正品味着金钱的力量,脖颈忽然被温热的大掌揉搓了一把。一簇细微的电流瞬间蹿过尾椎,郁白含呼吸微颤抬起头,“嗯?”
陆焕低眼搓了搓他,又俯身在他唇上吮了下。
系好的领带垂在两人中间,深色西装裤跪在床沿,拉出几道平滑的褶皱。
郁白含心跳怦然地搂上陆焕的肩。
目眩神迷间,他恍惚感受到了从陆焕身上透出的不亚于他的渴求。
隔了会儿,陆焕起身呼出一口热息。
他从容冷静的面上被挑起的欲气染红,薄唇轻抿,然后伸手正了下腰带。
郁白含睁眼瞥见被移位的腰带,脸上发烫,“我帮你?”
陆焕按下粗沉的呼吸,“不用。”
他赶在郁白含开口前问,“再继续下去,你能收住?”
郁白含冒出的苗头被压下。
他蔫儿回被窝:
就算只是帮陆焕,他也太有感觉了。
陆焕看了他一眼,转头去了洗漱间。
二十多分钟后,他带着一脸沁冷的水珠出来,身上衣服已经整理好,“我出门了。”
郁白含欲求不满地挥挥,“拜拜。”
卧室门“咔哒”关上。
郁白含倒头往床上一滚,恨恨计算:到底还有多少天!
…
午饭过后,他继续看书。
手机一震,微信上忽然收到了何越的消息。
【何越】:好久没见了,要不要来社团?[勾手指]
正好这几天在家里锻炼得比较枯燥,郁白含想了想便回道。
【有耳】:[OK]下午见。
出门前,他和陆焕发消息说了声。
陆焕回了句“好”,说下班的时候把他顺回来。
郁白含便换了衣服,让华伍送他去了学校。
到社团时是两点。
何越正在场边开弓练箭,见郁白含进来,她放下弓箭招了招手,“来啦!”
周围几名相熟的社员也转头看来,“白含来了?”
郁白含跟他们打过招呼,又看见几张好奇打探的生面孔。他拿了装备走到何越旁边,“招新了吗?”
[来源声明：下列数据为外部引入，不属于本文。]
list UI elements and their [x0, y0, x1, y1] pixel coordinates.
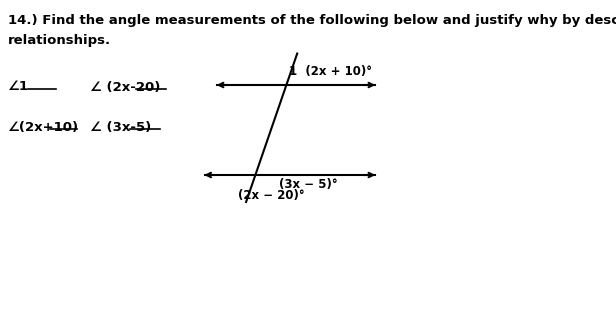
- Text: relationships.: relationships.: [8, 34, 111, 47]
- Text: 1  (2x + 10)°: 1 (2x + 10)°: [289, 65, 372, 78]
- Text: ∠ (3x-5): ∠ (3x-5): [90, 121, 151, 133]
- Text: (3x − 5)°: (3x − 5)°: [279, 178, 338, 191]
- Text: 14.) Find the angle measurements of the following below and justify why by descr: 14.) Find the angle measurements of the …: [8, 14, 616, 27]
- Text: ∠(2x+10): ∠(2x+10): [8, 121, 79, 133]
- Text: (2x − 20)°: (2x − 20)°: [238, 189, 305, 202]
- Text: ∠ (2x-20): ∠ (2x-20): [90, 80, 160, 94]
- Text: ∠1: ∠1: [8, 80, 29, 94]
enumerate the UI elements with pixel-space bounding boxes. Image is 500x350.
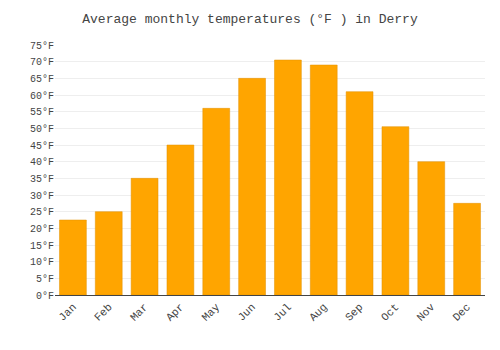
svg-text:Mar: Mar	[128, 301, 150, 323]
svg-text:Jul: Jul	[271, 301, 293, 323]
svg-text:50°F: 50°F	[30, 124, 54, 135]
svg-text:Sep: Sep	[343, 301, 365, 323]
svg-text:65°F: 65°F	[30, 74, 54, 85]
svg-text:25°F: 25°F	[30, 207, 54, 218]
svg-text:Nov: Nov	[415, 301, 438, 324]
svg-text:Jun: Jun	[236, 301, 258, 323]
svg-text:5°F: 5°F	[36, 274, 54, 285]
svg-text:30°F: 30°F	[30, 191, 54, 202]
svg-text:55°F: 55°F	[30, 107, 54, 118]
svg-text:Oct: Oct	[379, 301, 401, 323]
svg-text:Average monthly temperatures (: Average monthly temperatures (°F ) in De…	[82, 12, 418, 27]
svg-text:60°F: 60°F	[30, 91, 54, 102]
svg-text:10°F: 10°F	[30, 257, 54, 268]
svg-text:Dec: Dec	[451, 301, 473, 323]
svg-text:Aug: Aug	[307, 301, 329, 323]
svg-text:Feb: Feb	[92, 301, 114, 323]
svg-text:20°F: 20°F	[30, 224, 54, 235]
svg-text:75°F: 75°F	[30, 41, 54, 52]
svg-text:Apr: Apr	[164, 301, 186, 323]
svg-text:May: May	[200, 301, 223, 324]
svg-text:Jan: Jan	[56, 301, 78, 323]
svg-text:45°F: 45°F	[30, 141, 54, 152]
svg-text:40°F: 40°F	[30, 157, 54, 168]
svg-text:15°F: 15°F	[30, 241, 54, 252]
svg-text:0°F: 0°F	[36, 291, 54, 302]
svg-text:35°F: 35°F	[30, 174, 54, 185]
svg-text:70°F: 70°F	[30, 57, 54, 68]
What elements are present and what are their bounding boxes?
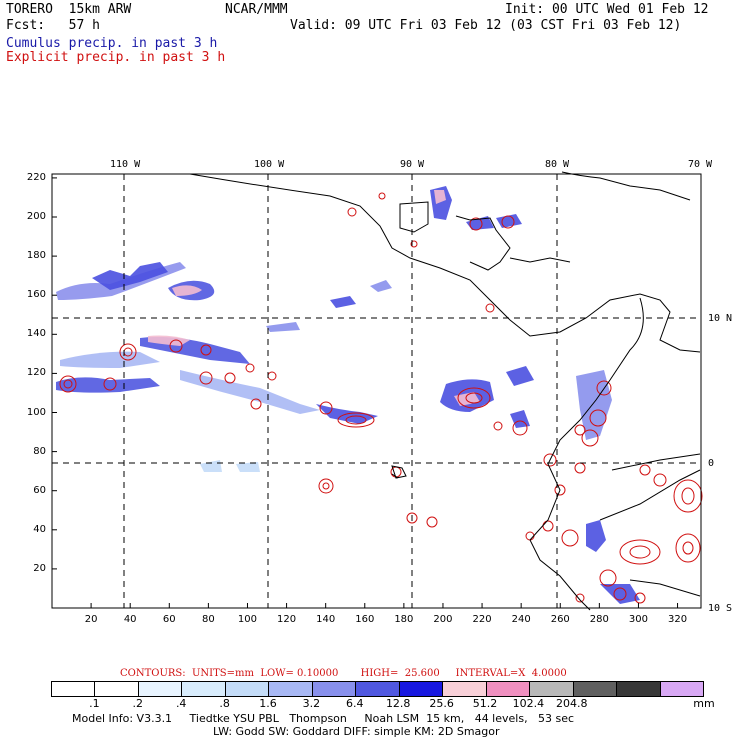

何越点头,“今年刚入学的新生,等明年你也能入学正式加入我们。”
郁白含双手合十,“借你吉言。”
几句寒暄结束,他转身投入练习。
有一阵子没练,郁白含未见手生,开头便连中靶心。瘦白的小臂在发力间微微隆起,线条优美流畅。
明净的眸光在轻颤的弓弦外定然不动。
咻——啪。
几发连中后,郁白含才将弓箭放下,乌发扫过眉眼,淡色的唇弯了弯。
刚呼出口气,他就感觉到从旁投来的一众视线。紧接着听何越用一副便利的口吻指导,“看见了吗,就像你们白含学长这样做。”
郁白含扭头:?
只见何越正指着他在和新生做示范。
一众新生望向他的眼底充满着惊艳和憧憬,接着又被何越抬手赶回去做训练,“好了好了,别一直盯着人看。”
“……”
把新生支去一边之后。
何越走过来,喜滋滋地打量着郁白含,“叫你来果然是对的,你看,新生立马跟打了鸡血似的。”
郁白含微微眯眼,“原来你不是因为想念……”
何越大大咧咧地撞了他一下,“哎呀~当然也是因为好久不见,想念你了才叫你来!”
郁白含大度地宽恕她,“行吧。”
不过广告的效应确实相当显著。
有了郁白含在社团里开弓如画的射箭示范,新来的社员一个都没有早退。都一边瞟着郁白含,一边调整姿势学练。
练到五点半左右,郁白含停下。
他估摸着陆焕应该要来接他了,就放了装备坐到门边的休息椅上等人,顺便发了条消息。
【有耳】:我结束了![萝卜蹲]
消息发过去好几分钟,陆焕没回。
郁白含盯着屏幕上那棵水灵灵的萝卜。
练习了一下午,他这会儿浑身汗涔涔的,像棵脱水萝卜。加上这几天严重缺少灌溉滋润,他感觉自己都快变成萝卜干。
郁白含幽幽一盯,关了手机屏。
刚关上,何越便走过来坐到他旁边,“你还好吧,怎么感觉你都瘪下去了?”
郁白含轻轻带过,“可能是运动过量。”
何越便点点头,换了个话题,“你要是我们社团的正式成员就好了,让你来拍宣传视频,我们招新效果肯定拔群。”
郁白含给她画饼,“明年入学我给你们拍。”
何越一口炫了这个饼,“好!就这么说定了。”
顿了顿,她又润了下唇试探道,“那到时候,能不能也让陆焕学长跟着露个脸?”
“在宣传视频里?”
“嗯嗯!行吗?”
郁白含陷入思索:
陆焕是会拍宣传视频的人吗?
视频资料应该是他们陆学长的一生之痛吧……
大概是整棵萝卜入不敷出,郁白含这会儿脸色透白,沉思间耷着眼睫,就像是睡着了一样。
何越没忍住拍了拍他,“你怎么蔫哒哒的?”她追问,“所以,陆学长是不行吗?”
郁白含稍微支棱了点。
他替陆焕拒绝掉,“嗯,不太行。”
正说着,身侧的门突然“咔”地推开!
郁白含转身抬头,就带着一脸亟需灌溉的表情和推门而入的陆焕对上了视线。
陆焕低眼盯着他:???
郁白含:?
他反应了一秒:……呀。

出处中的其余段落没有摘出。